2014.6.7 - 9.7
Botkyrka konsthall presents the Fittja Pavilion during the 14th Venice Architecture Biennale. What role can an art institution play in our times? What can it become? As a way of launching the New Biennial of Art and Architecture, Botkyrka konsthall presents the Fittja Pavilion in Venice.
Can the million program (the plan to build one million housing units during the years 1965-1975 in Sweden) with its modernist grand-scale planning, and its weakly defined public spaces, be reevaluated? Can it even bring about another kind of contemporary art?
On September 13, Botkyrka konsthall inaugurates the New Biennial of Art and Architecture in Botkyrka. It is a way of researching how a new kind of art institution can grow from the specific qualities of Northern Botkyrka, the modernist housing complexes that make up part of the Southern suburbs of Greater-Stockholm area. Botkyrka konsthall has been running the context-specific residency programme Residence Botkyrka in the neighborhood of Fittja since 2009. The new institution grows from the knowledge produced by artists, architects, thinkers and curators from within the residency program, in close collaboration with the community of Fittja whose inhabitants come from 161 nations around the world providing a rich cultural life consisting of many cultural associations and religious centers. Botkyrka konsthall in Fittja is an art institution that is open to future practices of contemporary art and architecture; it is an institution that grows organically, that operates internationally through the local context, and that produces new knowledge rather than representing the already existing.
On June 7, the Fittja Pavilion in Serra dei Giardini and in Cini-Venier Naval Institute opens in conjunction to the 14th International Architecture Biennale in Venice. The curator of the biennale, Rem Koolhaas, has called for a closer look on modernism (1914-2014) in the biennale exhibition entitled Fundamentals. In the Fittja Pavilion participating architects and artists reevaluate the architecture and city planning of the 1960s and 1970s in Sweden. In the exhibition, the research from Fittja is presented in extensive artistic and architectural research projects, inspiring artists, architects, and activists from Sweden, South Africa, Great Britain, the United States, and Japan to work together. The Fittja Pavilion presents artistic productions and projects that have been preceded by an extensive time of context-specific research and collaborations in Fittja through Residence Botkyrka. Many of the works in the pavilion will become permanent public artworks and public interventions in Fittja through the New Biennial of Art and Architecture in Botkyrka.
Many of the participants of the Fittja Pavilion have been inspired by the philosopher and farmer Masanobu Fukuoka in their thinking about how a new arts institution can be built through the element of chance and unexpected encounters.

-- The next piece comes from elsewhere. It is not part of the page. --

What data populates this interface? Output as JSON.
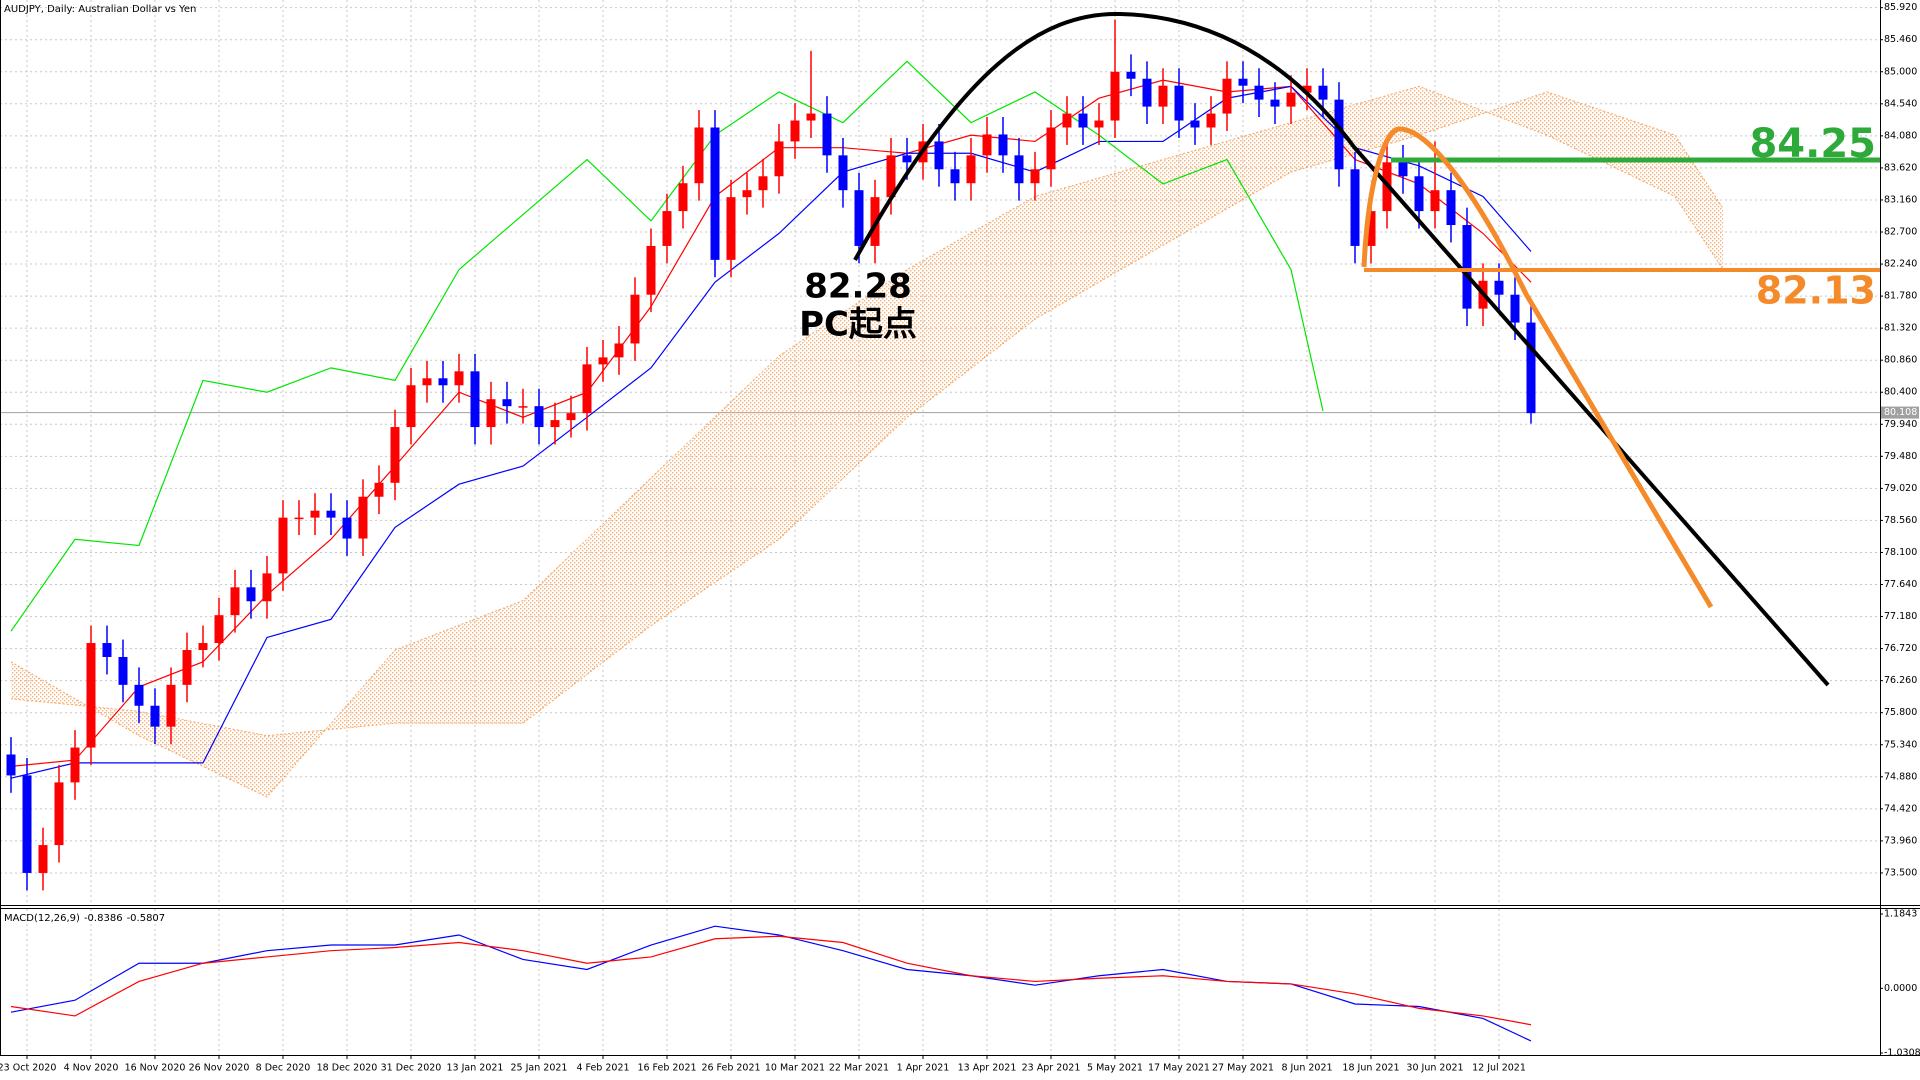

“Human knowledge and effort expand and grow increasingly complex and wasteful without limit. We need to halt this expansion, to converge, simplify, and reduce our knowledge and effort. This is in keeping with the laws of nature. Natural farming is more than just a revolution in agricultural techniques. It is the practical foundation of a spiritual movement, of a revolution to change the way man lives.”
(p29, Fukuoka, Natural Farming, 1985)
One ancient technique that Fukuoka has revived is the “seed ball” – a mixture of seeds encased in clay and dry compost. Fukuoka used these seed balls for dispersing rice seed on his farm, but he also suggested that they could be used for re-greening arid lands. In the Fittja Pavilion several artists have been inspired by Fukuoka’s thinking. The seed balls thus become an image of the many possibilities that the future holds if we let go of our preconceived notions and linear thinking.
Participating artists and architects: Johanna Billing (Sweden), DK-CM (UK), Derek Gripper (South Africa) + Lindy Roy (South Africa/US), Mako Ishizuka (Japan), Junior Residence (Sweden), Kultivator (Sweden) + Stu Wright (South Africa), Tor Lindstrand + students from KTH School of Architecture (Sweden), Elena Mazzi (Italy), Lorenzo Nassimbeni (South Africa), OPENrestaurant (US) + Ayhan Aydin (Sweden), Jelena Rundqvist + Aron Kullander Östlind (Sweden), Pia Sandström (Sweden), Spridd (Sweden), James Webb (South Africa), Karl-Jonas Winqvist (Sweden)
The Fittja Pavilion is organised by Botkyrka konsthall in collaboration with Microclima project, Venice, the Nordic Pavilion through the Swedish Centre for Architecture and Design, KTH – School of Architecture, Serra dei Giardini, Cini-Venier Naval Institute, Martin Rørtoft (Second Eyes) and with support from Iaspis, Elise Jaffe + Jeffrey Brown, Botkyrkabyggen, Swedish Arts Council, Kulturbryggan and Holosonics.